B&W Utrecht hebben met ingang van 1 mei 2015 de binnenstad en het stationsgebied afgesloten voor dieselauto’s van voor 1 januari 2001. Onder andere met behulp van deze maatregel hoopt de gemeente zeker te stellen dat de grenswaarden voor luchtkwaliteit (Titel 5.2 van en Bijlage 2 bij de Wet milieubeheer) worden gehaald. De instelling van deze milieuzone is gebeurd in de vorm van een verkeersbesluit tot het plaatsen van waarschuwingsborden en verbodsborden (verkeersbord C6: geslotenverklaring voor motorvoertuigen op meer dan twee wielen met een onderbord met de tekst ‘voor dieselauto’s van voor 1 januari 2001’). De KNAC, een vereniging van autoliefhebbers, maar ook verrassend genoeg de Stichting Stop Luchtverontreiniging Utrecht, stelden hiertegen beroep in bij de rechtbank Utrecht. Die vernietigde het besluit wegens een motiveringsgebrek, maar liet de rechtsgevolgen in stand, omdat het gebrek in de loop van de procedure was hersteld.
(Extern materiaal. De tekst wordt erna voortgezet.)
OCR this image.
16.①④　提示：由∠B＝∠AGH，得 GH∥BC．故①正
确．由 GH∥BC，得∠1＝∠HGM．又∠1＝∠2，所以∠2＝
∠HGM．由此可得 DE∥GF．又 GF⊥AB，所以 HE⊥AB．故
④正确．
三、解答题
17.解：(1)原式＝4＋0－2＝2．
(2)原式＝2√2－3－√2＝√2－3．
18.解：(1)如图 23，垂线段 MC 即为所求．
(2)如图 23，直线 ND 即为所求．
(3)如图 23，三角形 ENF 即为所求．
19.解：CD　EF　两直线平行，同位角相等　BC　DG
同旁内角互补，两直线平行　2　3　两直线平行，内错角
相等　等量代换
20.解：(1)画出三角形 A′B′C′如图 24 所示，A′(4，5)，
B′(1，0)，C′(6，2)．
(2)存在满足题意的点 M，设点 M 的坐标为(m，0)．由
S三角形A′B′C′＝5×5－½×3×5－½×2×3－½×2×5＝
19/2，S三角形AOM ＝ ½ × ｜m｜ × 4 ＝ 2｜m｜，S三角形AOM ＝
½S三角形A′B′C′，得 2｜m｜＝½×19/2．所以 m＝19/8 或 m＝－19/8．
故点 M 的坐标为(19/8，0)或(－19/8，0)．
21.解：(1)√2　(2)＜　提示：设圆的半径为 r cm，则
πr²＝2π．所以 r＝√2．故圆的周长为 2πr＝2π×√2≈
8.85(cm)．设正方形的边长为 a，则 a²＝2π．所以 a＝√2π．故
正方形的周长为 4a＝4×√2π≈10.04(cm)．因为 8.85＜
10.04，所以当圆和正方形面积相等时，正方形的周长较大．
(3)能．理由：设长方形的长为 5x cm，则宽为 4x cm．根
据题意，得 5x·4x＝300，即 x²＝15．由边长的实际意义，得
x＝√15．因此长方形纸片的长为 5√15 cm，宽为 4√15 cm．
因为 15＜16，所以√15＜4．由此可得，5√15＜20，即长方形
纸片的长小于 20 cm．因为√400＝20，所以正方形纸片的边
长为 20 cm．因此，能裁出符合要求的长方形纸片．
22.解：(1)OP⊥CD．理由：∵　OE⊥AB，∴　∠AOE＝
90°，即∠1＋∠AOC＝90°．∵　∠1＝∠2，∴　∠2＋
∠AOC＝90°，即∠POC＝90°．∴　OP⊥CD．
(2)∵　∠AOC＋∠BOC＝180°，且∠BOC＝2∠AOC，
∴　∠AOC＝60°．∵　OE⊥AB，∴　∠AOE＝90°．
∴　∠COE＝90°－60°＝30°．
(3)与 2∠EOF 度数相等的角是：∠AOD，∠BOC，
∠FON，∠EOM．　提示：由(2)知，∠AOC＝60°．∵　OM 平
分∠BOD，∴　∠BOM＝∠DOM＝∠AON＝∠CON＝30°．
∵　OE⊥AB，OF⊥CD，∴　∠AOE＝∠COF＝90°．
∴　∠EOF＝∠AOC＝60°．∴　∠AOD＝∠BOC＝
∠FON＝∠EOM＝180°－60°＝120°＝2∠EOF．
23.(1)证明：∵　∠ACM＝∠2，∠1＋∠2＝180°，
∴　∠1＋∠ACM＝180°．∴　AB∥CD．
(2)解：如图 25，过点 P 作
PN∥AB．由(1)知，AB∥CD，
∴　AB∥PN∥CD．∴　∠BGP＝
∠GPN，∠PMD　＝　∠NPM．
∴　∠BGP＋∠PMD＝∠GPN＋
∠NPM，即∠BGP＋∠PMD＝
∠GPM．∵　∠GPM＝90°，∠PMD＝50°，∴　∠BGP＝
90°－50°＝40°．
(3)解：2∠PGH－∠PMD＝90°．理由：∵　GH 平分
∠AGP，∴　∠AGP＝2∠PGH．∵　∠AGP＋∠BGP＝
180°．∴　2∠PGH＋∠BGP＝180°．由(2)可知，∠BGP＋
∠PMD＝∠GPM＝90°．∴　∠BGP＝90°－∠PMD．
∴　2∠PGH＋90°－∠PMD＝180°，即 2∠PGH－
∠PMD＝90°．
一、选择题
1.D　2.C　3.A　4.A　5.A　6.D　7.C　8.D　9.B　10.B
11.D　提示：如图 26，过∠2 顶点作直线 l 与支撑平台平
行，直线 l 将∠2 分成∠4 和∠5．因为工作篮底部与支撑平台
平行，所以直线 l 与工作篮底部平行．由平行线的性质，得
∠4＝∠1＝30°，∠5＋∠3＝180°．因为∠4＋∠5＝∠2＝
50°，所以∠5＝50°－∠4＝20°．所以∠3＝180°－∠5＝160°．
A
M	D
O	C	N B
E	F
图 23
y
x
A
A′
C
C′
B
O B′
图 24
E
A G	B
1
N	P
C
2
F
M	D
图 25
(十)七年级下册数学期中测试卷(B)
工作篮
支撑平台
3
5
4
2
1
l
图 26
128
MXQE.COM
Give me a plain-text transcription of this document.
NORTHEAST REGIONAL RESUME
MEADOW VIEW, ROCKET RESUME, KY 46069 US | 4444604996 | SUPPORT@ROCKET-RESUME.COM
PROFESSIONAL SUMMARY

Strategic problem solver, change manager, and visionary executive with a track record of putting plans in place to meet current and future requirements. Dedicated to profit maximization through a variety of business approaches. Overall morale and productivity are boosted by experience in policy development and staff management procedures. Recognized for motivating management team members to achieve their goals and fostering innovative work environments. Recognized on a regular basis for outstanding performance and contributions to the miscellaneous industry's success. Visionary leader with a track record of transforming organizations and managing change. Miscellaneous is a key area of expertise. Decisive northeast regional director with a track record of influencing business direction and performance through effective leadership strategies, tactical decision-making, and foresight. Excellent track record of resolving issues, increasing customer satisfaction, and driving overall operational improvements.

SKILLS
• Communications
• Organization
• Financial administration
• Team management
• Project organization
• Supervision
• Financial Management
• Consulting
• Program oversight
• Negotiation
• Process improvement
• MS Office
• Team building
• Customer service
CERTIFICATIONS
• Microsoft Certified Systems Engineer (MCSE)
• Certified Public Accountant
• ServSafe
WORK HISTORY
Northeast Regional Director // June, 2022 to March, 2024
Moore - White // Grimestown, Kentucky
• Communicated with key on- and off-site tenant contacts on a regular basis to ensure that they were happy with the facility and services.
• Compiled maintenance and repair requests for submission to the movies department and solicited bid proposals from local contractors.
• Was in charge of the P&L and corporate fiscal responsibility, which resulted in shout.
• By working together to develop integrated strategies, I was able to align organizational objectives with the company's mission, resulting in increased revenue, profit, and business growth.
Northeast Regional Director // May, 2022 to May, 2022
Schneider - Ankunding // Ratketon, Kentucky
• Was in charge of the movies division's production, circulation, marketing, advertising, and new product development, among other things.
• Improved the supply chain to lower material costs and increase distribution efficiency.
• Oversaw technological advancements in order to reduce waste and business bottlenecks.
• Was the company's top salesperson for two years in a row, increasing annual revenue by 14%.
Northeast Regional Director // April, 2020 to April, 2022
In haar uitspraak van 8 februari 2017 (ECLI:NL:RVS:2017:300) verwerpt de Afdeling het hoger beroep van beide appellanten. De Afdeling herhaalt nog eens haar overweging, bekend uit andere verkeerszaken, dat het college bij het nemen van een verkeersbesluit beoordelingsruimte bezit en dat het voldoende is dat het besluit de in de Wegenverkeerswet wet omschreven belangen (waaronder het milieubelang) dient en dat inzichtelijk is gemaakt op welke wijze de betrokken belangen tegen elkaar zijn afgewogen. Interessant is het oordeel van de Afdeling over het incidentele hoger beroep van B&W. Die voerden aan dat de rechtbank het motiveringsgebrek had moeten passeren (art. 6:22 van de Awb). De Afdeling wijst erop dat dit alleen mag als aannemelijk is dat belanghebbenden door het passeren van het gebrek niet worden benadeeld. Als ‘niet op voorhand valt uit te sluiten’ dat belanghebbenden van het niet vernietigen van het besluit nadelige financiële gevolgen kunnen ondervinden, is sprake van benadeling en mag het gebrek niet worden gepasseerd. Dit geldt ook, zo benadrukt de Afdeling, als het gaat om belanghebbenden die geen partij zijn bij het geschil.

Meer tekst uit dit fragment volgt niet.